To be fair to Robertson, we should emphasize that he is not the only right-wing nutcase making such claims. For example, the lesser-known John McTernan makes Robertson look reasonable and sane by comparison.
McTernan, founder of Defend and Proclaim the Faith ministries, believes that Hurricane Sandy was God’s way of punishing the U.S. for not being able to find anyone better than Obama or Romney for president. On October 28 2012, McTernan posted to his blog:

A pro-homosexual Mormon along with a pro-abortion/homosexual, Muslim Brotherhood promoter, Hard Left Fascist are running for president. And there is no cry of repentance from God’s people! I see this storm as a warning from the LORD to call His church to repentance, This might be the last call from the Holy God of Israel.
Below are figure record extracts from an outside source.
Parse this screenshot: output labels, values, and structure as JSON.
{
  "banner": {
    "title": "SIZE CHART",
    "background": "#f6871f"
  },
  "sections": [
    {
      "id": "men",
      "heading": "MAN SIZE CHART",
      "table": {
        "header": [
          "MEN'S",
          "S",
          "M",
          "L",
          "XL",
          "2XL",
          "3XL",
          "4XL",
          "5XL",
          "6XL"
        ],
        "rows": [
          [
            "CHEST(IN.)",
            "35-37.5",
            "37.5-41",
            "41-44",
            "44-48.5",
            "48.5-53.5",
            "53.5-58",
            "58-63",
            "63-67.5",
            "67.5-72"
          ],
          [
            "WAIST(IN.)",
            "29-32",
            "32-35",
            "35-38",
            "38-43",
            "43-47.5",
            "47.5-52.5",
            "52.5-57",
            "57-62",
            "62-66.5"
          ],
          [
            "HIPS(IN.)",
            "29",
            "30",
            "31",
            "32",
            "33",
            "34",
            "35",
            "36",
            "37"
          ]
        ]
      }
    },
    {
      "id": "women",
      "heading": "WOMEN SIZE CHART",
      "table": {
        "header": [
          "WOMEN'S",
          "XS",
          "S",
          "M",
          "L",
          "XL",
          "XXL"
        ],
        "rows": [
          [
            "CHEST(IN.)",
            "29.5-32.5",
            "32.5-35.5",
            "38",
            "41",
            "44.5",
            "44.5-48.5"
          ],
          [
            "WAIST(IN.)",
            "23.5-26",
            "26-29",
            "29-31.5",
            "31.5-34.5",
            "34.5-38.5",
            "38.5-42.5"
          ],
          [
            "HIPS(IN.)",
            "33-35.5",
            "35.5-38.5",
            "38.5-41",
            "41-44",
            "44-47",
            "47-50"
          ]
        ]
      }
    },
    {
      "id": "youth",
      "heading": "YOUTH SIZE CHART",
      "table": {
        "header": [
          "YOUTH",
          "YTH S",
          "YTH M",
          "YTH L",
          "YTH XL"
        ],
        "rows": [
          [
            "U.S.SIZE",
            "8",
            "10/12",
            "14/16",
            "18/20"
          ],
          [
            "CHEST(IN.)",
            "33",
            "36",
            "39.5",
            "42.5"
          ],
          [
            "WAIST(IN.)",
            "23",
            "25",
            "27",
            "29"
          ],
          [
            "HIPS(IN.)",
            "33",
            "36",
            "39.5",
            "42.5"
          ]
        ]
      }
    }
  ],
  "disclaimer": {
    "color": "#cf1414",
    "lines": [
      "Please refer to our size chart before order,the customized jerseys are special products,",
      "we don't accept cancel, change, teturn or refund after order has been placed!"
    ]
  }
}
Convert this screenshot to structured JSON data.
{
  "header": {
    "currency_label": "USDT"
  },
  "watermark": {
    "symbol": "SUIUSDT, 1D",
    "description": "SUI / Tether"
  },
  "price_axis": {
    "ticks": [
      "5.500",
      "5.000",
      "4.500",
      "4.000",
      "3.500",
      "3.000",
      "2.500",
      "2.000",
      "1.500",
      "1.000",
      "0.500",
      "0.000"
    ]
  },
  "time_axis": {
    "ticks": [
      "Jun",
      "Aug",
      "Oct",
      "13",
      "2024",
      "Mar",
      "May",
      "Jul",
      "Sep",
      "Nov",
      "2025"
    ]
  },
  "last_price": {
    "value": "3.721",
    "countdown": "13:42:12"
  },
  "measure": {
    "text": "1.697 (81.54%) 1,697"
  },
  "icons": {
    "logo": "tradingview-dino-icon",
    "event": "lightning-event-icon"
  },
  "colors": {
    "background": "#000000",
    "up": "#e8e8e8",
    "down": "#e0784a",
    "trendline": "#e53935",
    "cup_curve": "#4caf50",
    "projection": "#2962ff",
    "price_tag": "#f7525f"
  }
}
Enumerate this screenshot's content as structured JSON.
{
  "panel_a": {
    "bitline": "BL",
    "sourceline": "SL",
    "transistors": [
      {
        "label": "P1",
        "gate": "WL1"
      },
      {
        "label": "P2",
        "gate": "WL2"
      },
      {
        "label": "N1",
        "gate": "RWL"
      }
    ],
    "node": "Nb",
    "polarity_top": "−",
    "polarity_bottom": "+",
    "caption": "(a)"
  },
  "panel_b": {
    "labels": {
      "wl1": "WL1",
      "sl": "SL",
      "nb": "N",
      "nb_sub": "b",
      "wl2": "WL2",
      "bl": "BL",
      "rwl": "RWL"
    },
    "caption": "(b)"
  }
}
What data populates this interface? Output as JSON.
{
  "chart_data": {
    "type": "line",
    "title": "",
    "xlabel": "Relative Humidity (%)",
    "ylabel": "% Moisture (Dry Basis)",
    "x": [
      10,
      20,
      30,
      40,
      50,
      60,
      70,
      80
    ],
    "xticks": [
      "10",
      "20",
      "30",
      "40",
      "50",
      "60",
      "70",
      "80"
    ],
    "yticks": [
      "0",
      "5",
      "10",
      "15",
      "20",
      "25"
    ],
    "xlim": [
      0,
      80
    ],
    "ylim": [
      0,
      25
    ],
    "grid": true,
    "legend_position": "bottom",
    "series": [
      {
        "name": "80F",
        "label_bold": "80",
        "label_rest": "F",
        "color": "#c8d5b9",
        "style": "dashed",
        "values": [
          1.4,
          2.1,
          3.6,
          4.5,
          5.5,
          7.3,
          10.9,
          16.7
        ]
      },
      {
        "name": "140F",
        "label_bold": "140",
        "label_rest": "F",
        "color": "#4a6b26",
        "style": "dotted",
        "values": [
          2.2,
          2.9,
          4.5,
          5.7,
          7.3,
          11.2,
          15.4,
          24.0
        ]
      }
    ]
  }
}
You’re probably wondering, why don’t we just put an end to homosexuality and see if natural disasters continue? That’s definitely what you were thinking. Luckily for you, a pastor by the name Charles Worley has laid out his own plan to rid the nation of gays and lesbians. On May 13 2012, Worley had these fine words for the congregants of Providence Road Baptist Church in Maiden, NC:

Build a great, big, large fence, 150 or 100 mile long. Put all the lesbians in there. Fly over and drop some food. Do the same thing with the queers and the homosexuals, and have that fence electrified till they can't get out. Feed 'em. And you know what? In a few years they'll die out. You know why? They can't reproduce.

Worley may not have thought this one all the way through, but hey, nothing says Christian values like an internment camp. He does seem oddly concerned about his homosexual captives having something to eat though, which is nice. In this short excerpt from his rant, he pushes the food twice. He’s like the Jewish grandmother of bigoted psychopathic pastors.